Creating Contrast with the Targeted Adjustment Tool in Adobe Photoshop CS4
Besides using Curves for color correction, this is my main tool for creating contrast, because it gives you a range of control you really can’t get any other way. Of course, in the past, you really had to know Curves inside and out to tweak individual areas of your image, but in Photoshop CS4, Adobe introduced the Targeted Adjustment Tool (or TAT for short), which lets you click-and-drag right on the image, and the tool will tweak the right part of the curve for you automatically. It’s way cooler than it sounds.
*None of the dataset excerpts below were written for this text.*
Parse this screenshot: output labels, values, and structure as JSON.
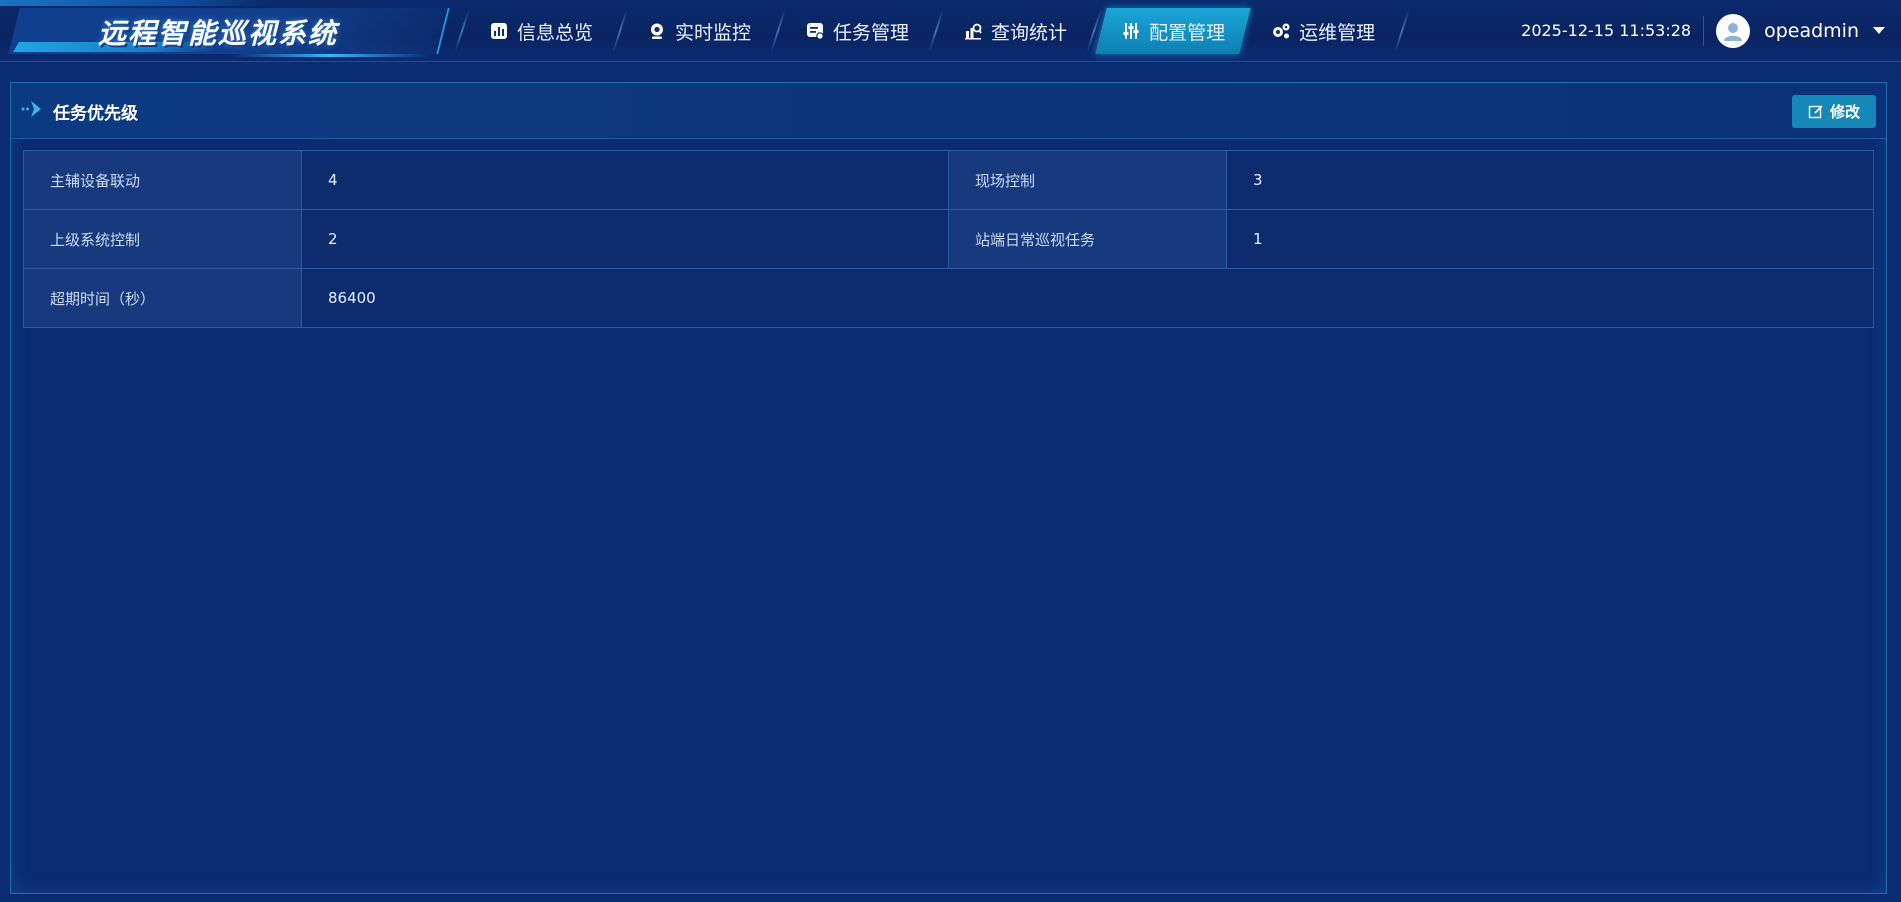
{
  "app": {
    "title": "远程智能巡视系统"
  },
  "nav": {
    "items": [
      {
        "label": "信息总览",
        "icon": "bar-chart-icon",
        "active": false
      },
      {
        "label": "实时监控",
        "icon": "webcam-icon",
        "active": false
      },
      {
        "label": "任务管理",
        "icon": "task-list-icon",
        "active": false
      },
      {
        "label": "查询统计",
        "icon": "stats-search-icon",
        "active": false
      },
      {
        "label": "配置管理",
        "icon": "sliders-icon",
        "active": true
      },
      {
        "label": "运维管理",
        "icon": "gears-icon",
        "active": false
      }
    ]
  },
  "header": {
    "datetime": "2025-12-15 11:53:28",
    "username": "opeadmin"
  },
  "panel": {
    "title": "任务优先级",
    "edit_label": "修改",
    "rows": [
      {
        "label1": "主辅设备联动",
        "value1": "4",
        "label2": "现场控制",
        "value2": "3"
      },
      {
        "label1": "上级系统控制",
        "value1": "2",
        "label2": "站端日常巡视任务",
        "value2": "1"
      },
      {
        "label1": "超期时间（秒）",
        "value1": "86400"
      }
    ]
  },
  "colors": {
    "background": "#0b2b72",
    "accent": "#1588b8",
    "active_tab": "#1aa6d6"
  }
}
Here’s a pretty flat-looking photo that could use a Curves adjustment to bring more contrast to the photo and, as I mentioned above, we’re going to use the TAT (shown circled in red here), so we really don’t have to mess with the curve at all, we just have to tell Photoshop two simple things: (1) which area of the photo we want to adjust, and (2) if we want that area to be darker or brighter. That’s it—and we do the whole thing using just our mouse. So, start by pressing Command-M (PC: Ctrl-M) to open the Curves dialog and clicking on the TAT.
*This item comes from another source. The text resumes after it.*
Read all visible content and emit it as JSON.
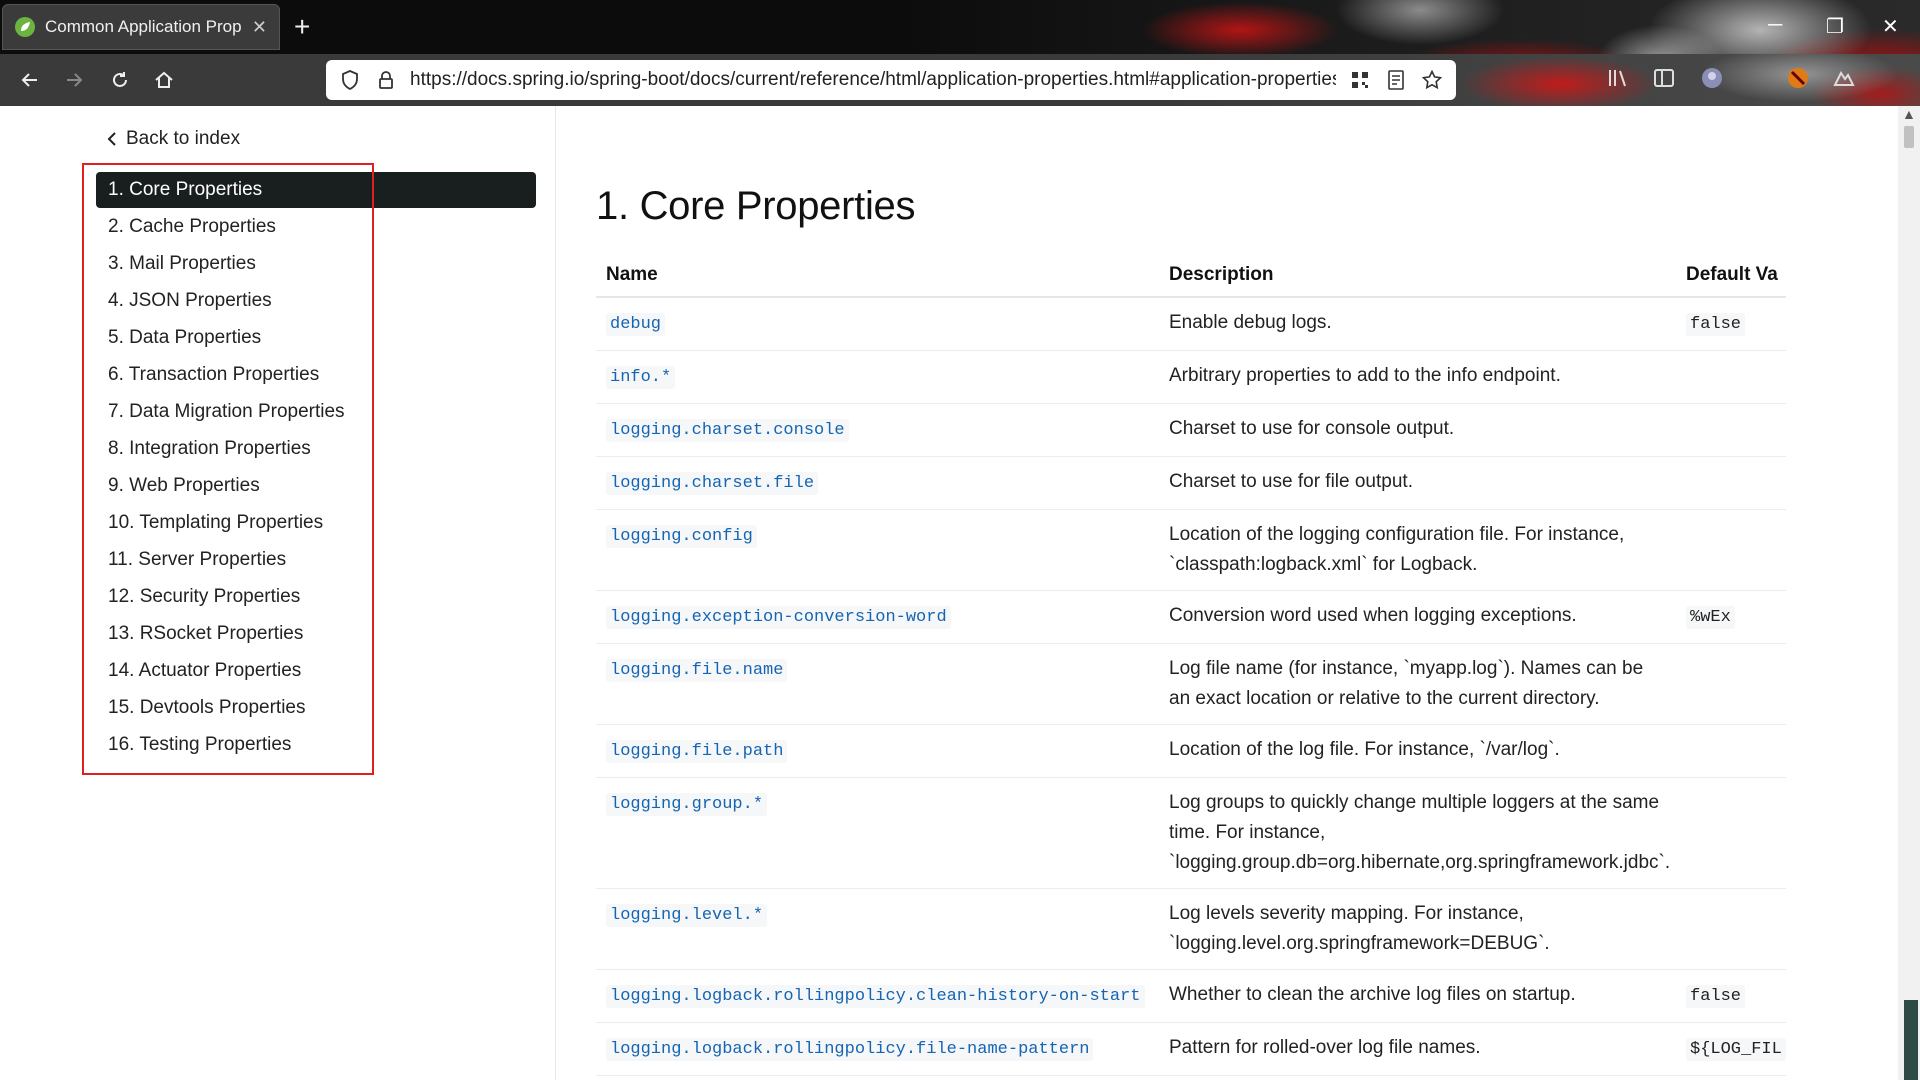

Now, move your cursor outside the Curves dialog, and out over the part of your image you want to adjust. In our case, we want to make the neck of our blue heron darker. Start by clicking-and-holding on the blue part of the neck, and you’ll notice that your cursor turns into a hand with a two-headed arrow, pointing up/down. That tells you that dragging up/down will make the adjustment. In our case, we want this blue area darker, so drag downward. As you do, it knows exactly which part of the curve to adjust to darken that area. Now move just to the left, to the purple feathers (the tool’s shown circled here), then click-and-drag downward again to darken that area.
So, now that we’ve darkened the blue and purple feathers, let’s go make the white feathers on his chest brighter. Move your cursor over these feathers, but this time you’re increasing the brightness, so you’d click-and-drag upward (rather than downward). As you do this, it knows exactly which part of the curve to adjust to affect that area (if you look at the curve, you can see a new point has been added on the top right of the curve—that was added when you clicked-and-dragged on the white feathers).
Lastly, now that we’ve darkened the bird, let’s brighten the water behind him by moving our cursor over to the lighter area up in the top-left corner, and clicking-and-dragging upward to brighten that area (also note where it added a new curve point, and how it adjusted that new point upward). This is so darn easy to do, but as you can see, it’s also pretty darn powerful.